Looking at the current situation in the DRC, what does MMG believe needs to happen for the country to recognize its full mineral potential?
We need more robust conversations on how to improve the business environment to get investors excited, specifically by discussing how to support the large industries by bringing in smaller industries. There are not many small industries currently active in the DRC; most of them are sitting across the border where there is a more conducive business environment. We need to support the capacity of smaller companies to supply consumables and other items into the mining sector to promote a healthier industry overall. It is not the job for the mining industry to do grassroots development of these industries, however, discussion needs to happen between the private sector and the government to change the regulatory framework to the benefit of all the different industries.
How does MMG approach its relationship with the government in the DRC and how can the private sector best assist in improving the conditions in DRC?
We strive to be a leading positive influence and to promote constructive discussions about how to make improvements. The mining industry does not have the financial capacity to make these critical developments and it is the state’s responsibility to build the foundation for these industries. The mining industry would be the primary user of all these commodities from local businesses, but right now DRC does not have the right quality or quantity of product, equipment, people or businesses to keep the mining industry alive without importing.
How has the business environment in DRC improved since MMG started here in 2012?
There is still a lot of work to be accomplished, but there are improvements being made to the local infrastructure, although typically some provinces are favored over others in this respect. Nonetheless, there does not seem to be any improvement to the way of life of the general population. We pay our taxes and our royalties, but that money needs to go back into improving the country, the infrastructure and the business logistics, and that is where there is a breakdown.
What is your opinion on CSR (Corporate Social Responsibility) initiatives? What CSR programs have you seen working that need to be replicated by the mining industry?
Companies need to be cautious with the intent of their CSR because often these sorts of projects do not make significant improvements in the community. For MMG, CSR should demonstrate perpetuity and longevity; every dollar spent on the community today should have a knock-on effect for the community in the years to come. Globally, MMG has a yearly strategy where we look at different projects and decide where we want to put our money inside four different areas; education, health, sanitation and business acumen. We have our own social development department and we receive advice from experts in that field. In DRC, we have 20-30 villages with around 36,000 people deemed part of our surrounding community, and we have been able to transfer skills and knowledge — another critical component. We started off with fish farming and we had around seven dams; we now have 29 which the community was able to build on its own due to the transferred skills. Now they have not only a source of food, but also a marketable product.

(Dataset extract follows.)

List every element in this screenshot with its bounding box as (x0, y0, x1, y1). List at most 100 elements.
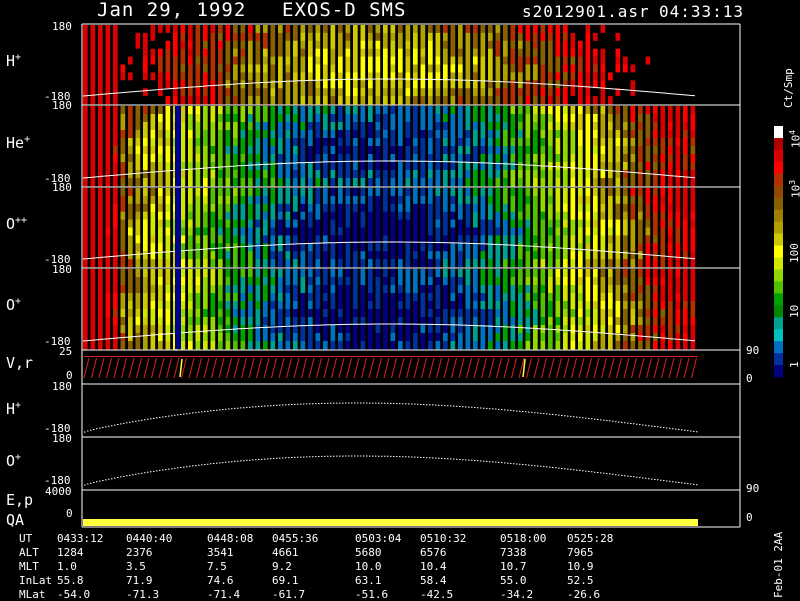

As attention to environmental impact has become increasingly topical in the African mining industry, how has MMG shifted its policies and what sort of initiatives are present in the DRC?
We separate our waste into recyclable, non-recyclable and organic, but this is not continued outside our mine; there is no external recycling. Our waste oil is also recycled and refined to be given back to the local community to use as fuel. We try to recycle our tires, but the local businesses do not have the capability to re-use the rubber from them.

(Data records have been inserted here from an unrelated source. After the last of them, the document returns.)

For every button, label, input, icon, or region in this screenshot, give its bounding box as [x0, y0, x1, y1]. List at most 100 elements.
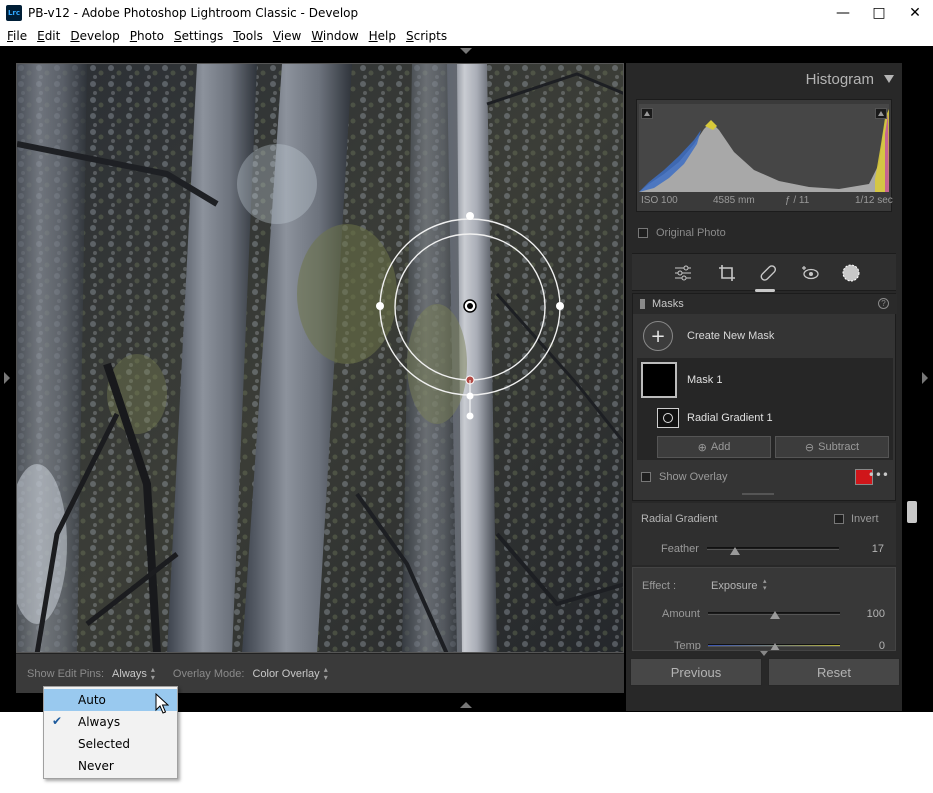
left-panel-toggle-icon[interactable] — [4, 372, 10, 384]
original-photo-checkbox[interactable] — [638, 228, 648, 238]
menu-scripts[interactable]: Scripts — [401, 29, 452, 43]
previous-button[interactable]: Previous — [630, 658, 762, 686]
menu-edit[interactable]: Edit — [32, 29, 65, 43]
right-panel-toggle-icon[interactable] — [922, 372, 928, 384]
subtract-icon: ⊖ — [804, 440, 815, 454]
dropdown-item-label: Selected — [78, 737, 131, 751]
masking-icon[interactable] — [840, 262, 862, 284]
invert-checkbox[interactable] — [834, 514, 844, 524]
effect-select[interactable]: Exposure — [711, 580, 757, 592]
dropdown-item-label: Auto — [78, 693, 106, 707]
invert-label: Invert — [851, 513, 879, 525]
amount-value[interactable]: 100 — [845, 608, 885, 620]
checkmark-icon: ✔ — [52, 714, 63, 728]
add-button[interactable]: ⊕ Add — [657, 436, 771, 458]
subtract-button[interactable]: ⊖ Subtract — [775, 436, 889, 458]
edit-pins-label: Show Edit Pins: — [27, 667, 105, 680]
reset-button[interactable]: Reset — [768, 658, 900, 686]
original-photo-label: Original Photo — [656, 227, 726, 239]
minimize-icon[interactable]: — — [825, 0, 861, 26]
plus-icon[interactable]: + — [643, 321, 673, 351]
temp-slider-thumb[interactable] — [770, 643, 780, 650]
effect-panel: Effect : Exposure ▴ ▾ Amount 100 Temp 0 — [632, 567, 896, 651]
help-icon[interactable]: ? — [878, 298, 889, 309]
crop-icon[interactable] — [716, 262, 738, 284]
shadow-clipping-icon[interactable] — [641, 108, 653, 119]
exif-info: ISO 100 4585 mm ƒ / 11 1/12 sec — [637, 195, 893, 209]
menu-bar: File Edit Develop Photo Settings Tools V… — [0, 26, 933, 46]
dropdown-item-selected[interactable]: Selected — [44, 733, 177, 755]
dropdown-item-never[interactable]: Never — [44, 755, 177, 777]
highlight-clipping-icon[interactable] — [875, 108, 887, 119]
menu-photo[interactable]: Photo — [125, 29, 169, 43]
dropdown-item-label: Always — [78, 715, 121, 729]
effect-caret-icon[interactable]: ▴ ▾ — [763, 578, 767, 592]
maximize-icon[interactable]: □ — [861, 0, 897, 26]
bottom-buttons: Previous Reset — [626, 658, 902, 688]
feather-slider-thumb[interactable] — [730, 547, 740, 555]
mask-name[interactable]: Mask 1 — [687, 374, 722, 386]
more-options-icon[interactable]: ••• — [868, 468, 889, 482]
edit-pins-select[interactable]: Always — [112, 668, 147, 680]
histogram-curve — [639, 109, 889, 192]
histogram[interactable]: ISO 100 4585 mm ƒ / 11 1/12 sec — [636, 99, 893, 212]
show-overlay-label: Show Overlay — [659, 471, 728, 483]
redeye-icon[interactable] — [800, 262, 822, 284]
masks-panel: Masks ? + Create New Mask Mask 1 Radial … — [632, 289, 897, 501]
menu-develop[interactable]: Develop — [65, 29, 124, 43]
overlay-mode-select[interactable]: Color Overlay — [252, 668, 319, 680]
aperture-value: ƒ / 11 — [785, 195, 810, 206]
histogram-header[interactable]: Histogram — [626, 63, 902, 93]
masks-header[interactable]: Masks ? — [633, 294, 897, 314]
add-button-label: Add — [710, 441, 731, 453]
edit-pins-caret-icon[interactable]: ▴ ▾ — [151, 665, 155, 682]
overlay-mode-label: Overlay Mode: — [172, 667, 245, 680]
amount-slider-thumb[interactable] — [770, 611, 780, 619]
top-panel-toggle-icon[interactable] — [460, 48, 472, 54]
radial-gradient-panel: Radial Gradient Invert Feather 17 — [632, 503, 896, 565]
panel-drag-handle[interactable] — [755, 289, 775, 292]
photo-canvas[interactable] — [16, 63, 624, 653]
filmstrip-toggle-icon[interactable] — [460, 702, 472, 708]
menu-window[interactable]: Window — [306, 29, 363, 43]
histogram-graph[interactable] — [639, 104, 889, 192]
amount-label: Amount — [662, 608, 700, 620]
feather-label: Feather — [661, 543, 699, 555]
menu-file[interactable]: File — [2, 29, 32, 43]
shutter-value: 1/12 sec — [855, 195, 893, 206]
dropdown-item-label: Never — [78, 759, 114, 773]
mask-component-name[interactable]: Radial Gradient 1 — [687, 412, 773, 424]
create-new-mask[interactable]: + Create New Mask — [643, 320, 887, 352]
photo-image[interactable] — [17, 64, 624, 653]
temp-label: Temp — [674, 640, 701, 651]
mask-thumbnail[interactable] — [641, 362, 677, 398]
feather-slider[interactable] — [707, 547, 839, 550]
menu-view[interactable]: View — [268, 29, 306, 43]
menu-settings[interactable]: Settings — [169, 29, 228, 43]
window-title: PB-v12 - Adobe Photoshop Lightroom Class… — [28, 6, 359, 20]
sliders-icon[interactable] — [672, 262, 694, 284]
app-icon: Lrc — [6, 5, 22, 21]
panel-switch-icon[interactable] — [640, 299, 645, 309]
show-overlay-checkbox[interactable] — [641, 472, 651, 482]
subtract-button-label: Subtract — [818, 441, 860, 453]
temp-value[interactable]: 0 — [845, 640, 885, 650]
overlay-mode-caret-icon[interactable]: ▴ ▾ — [324, 665, 328, 682]
iso-value: ISO 100 — [641, 195, 678, 206]
right-panel-scrollbar[interactable] — [907, 501, 917, 523]
feather-value[interactable]: 17 — [844, 543, 884, 555]
healing-icon[interactable] — [758, 262, 780, 284]
original-photo-toggle[interactable]: Original Photo — [636, 221, 892, 245]
menu-help[interactable]: Help — [364, 29, 401, 43]
right-panel: Histogram ISO 100 4585 mm ƒ / 11 1/12 se… — [626, 63, 902, 711]
tool-strip — [632, 253, 896, 291]
add-icon: ⊕ — [697, 440, 707, 454]
collapse-icon[interactable] — [884, 75, 894, 83]
title-bar: Lrc PB-v12 - Adobe Photoshop Lightroom C… — [0, 0, 933, 26]
radial-gradient-icon[interactable] — [657, 408, 679, 428]
close-icon[interactable]: ✕ — [897, 0, 933, 26]
menu-tools[interactable]: Tools — [228, 29, 268, 43]
panel-divider-handle[interactable] — [742, 493, 774, 495]
mouse-pointer-icon — [155, 693, 169, 714]
show-overlay-toggle[interactable]: Show Overlay — [639, 466, 891, 488]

In 2015 the Katanga province became Haut-Katanga, losing the mining town of Kolwezi to the newly delineated Lualaba province. How has this change in borders impacted the DRC mining industry at large and AMS’s operations in the region?

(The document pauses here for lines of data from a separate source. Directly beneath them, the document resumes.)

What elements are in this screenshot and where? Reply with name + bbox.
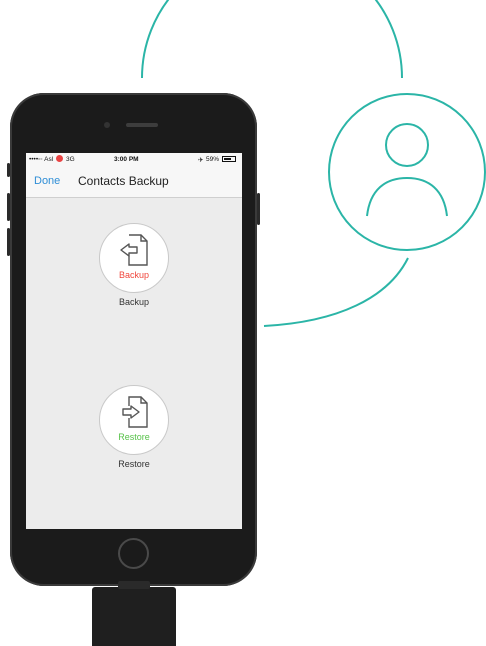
restore-button-label: Restore [118,432,150,442]
backup-action: Backup Backup [92,223,176,307]
home-button[interactable] [118,538,149,569]
earpiece-speaker [126,123,158,127]
power-button [257,193,260,225]
backup-caption: Backup [118,297,150,307]
front-camera [104,122,110,128]
backup-button-label: Backup [118,270,150,280]
connector-neck [118,581,150,589]
status-bar: ••••◦◦ Asl 3G 3:00 PM ✈ 59% [26,153,242,167]
phone-screen: ••••◦◦ Asl 3G 3:00 PM ✈ 59% Done Contact… [26,153,242,529]
phone-frame: ••••◦◦ Asl 3G 3:00 PM ✈ 59% Done Contact… [7,93,260,586]
app-badge-icon [56,155,63,162]
volume-up-button [7,193,10,221]
page-title: Contacts Backup [78,174,169,188]
battery-icon [222,156,236,162]
restore-action: Restore Restore [92,385,176,469]
navigation-bar: Done Contacts Backup [26,167,242,198]
backup-button[interactable]: Backup [99,223,169,293]
carrier-signal: ••••◦◦ Asl [29,156,54,163]
done-button[interactable]: Done [34,175,60,187]
location-icon: ✈ [198,157,204,164]
status-time: 3:00 PM [114,156,139,163]
side-button [7,163,10,177]
file-arrow-left-icon [120,234,148,266]
battery-percent: 59% [206,156,220,163]
network-type: 3G [66,156,75,163]
volume-down-button [7,228,10,256]
file-arrow-right-icon [122,396,148,428]
lightning-connector [92,581,176,646]
restore-button[interactable]: Restore [99,385,169,455]
restore-caption: Restore [118,459,150,469]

Now that the province of Katanga has been split into four, Lualaba has the larger mining companies, while Haut Katanga has the smaller mining companies and the other two provinces have none. There are now four different government structures, which will make things more difficult for companies. The break-up may also have made things more difficult for the provinces in regards to their ability to re-inject capital back into deserving projects. There is also going to be more competition between the provinces, which may incur political action. Going forward, there are going to be significant problems with infrastructure if rail does not become functional because the only outcome is poorer roads.
Which aspect do you think will be the most challenging to overcome in remedying the issues you see in the current business environment?
The willingness of the government and companies to both make changes will present the greatest challenge. There needs to be more emphasis on searching for a common outcome because many of the industries that operate here are self-serving and want to enrich themselves at the expense of others. MMG wants to use the capital we have generated here to uplift the people while also providing a return to our shareholders. We need the government to demonstrate a readiness to work with companies as a partner and not create unnecessary punitive audits and fines. We need to work together to find out where the problems are and to fix them so we can create a mutually beneficial framework.
Kinsevere is set to close by 2024. What is MMG’s longterm strategy in the DRC?
We want to expand and remain in this area. We are actively exploring the field, but if we do not find anything or are not able to partner with another state miner, then we could be shutting our doors and going somewhere else. It is incumbent on the state miners to be more open and transparent. My investors find it tough to invest without certainty purely because of the business environment. Nonetheless, we want to invest in Africa, and our interest is in the Copperbelt region although not exclusively. MMG intends to become a $20 billion company by 2020. We have three years left to achieve this goal, and we see the ability to be successful in Africa.